Esquel is also home to the Patagonian metal zine Leed Mortales and metal radio programs such as Tierra de Gigantes and Por el Metal. In addition, metal bands from across Patagonia have traveled to Esquel to record their albums at recording studio Estudio Patagón since 2006. The owners of this studio are behind many metal-related initiatives in Esquel, including the Rock in Mapu festival that brought Patagonian rock and metal bands to the city for many years.
The Esquel band Arqueano was formed in 2017, but it was just last month that the band released their first EP, Naúfrago. Náufrago is very much a hometown project. The band is composed of some of the earliest members of Esquel’s metal and rock scene, and was recorded in Estudio Patagón, which is operated by the band’s bassist, Lito Calfunao (alongside his wife Mara Argañaraz).
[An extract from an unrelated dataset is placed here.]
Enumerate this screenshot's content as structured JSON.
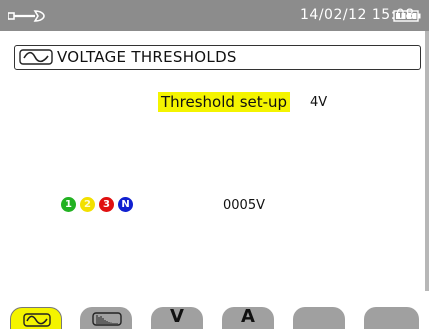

For many listeners, the band’s sound will recall American and British rock and metal of the 70s and 80s, but their work remains strongly grounded in local influences. Náufrago begins with the track “Profetas de Mentiras.” The opening guitar riff lets you know immediately what to expect: a classic, no frills sound drawing on influences such as Black Sabbath, Judas Priest, and Whitesnake. At a concert I attended last month, lead singer Gabriel Martin gave a shout out to corrupt politicians as being the inspiration for this track. While the specific politicians that Gabriel and I were picturing were undoubtedly different, the general anti-politician sentiment certainly crossed any cultural barriers.
Next up on the album is “Náufrago.” This track has a slow, melodic start that highlights guitarist Omar Yagüe’s distinct style of playing. The third track, “Solitario Andar,” is my personal favorite on the album. This song has a groovy opening riff great for headbanging, and the chorus is catchy and fun to sing along with. The album closes with the track “Un Nuevo Despertar.” Ending on this uplifting track leaves the album with an ultimately hopeful feel despite many pessimistic moments throughout.
Overall, this album is a good introduction to Esquel’s first generation of rock and metal influences. In upcoming posts, I’ll be digging into some more extreme metal projects emerging from the region in recent years.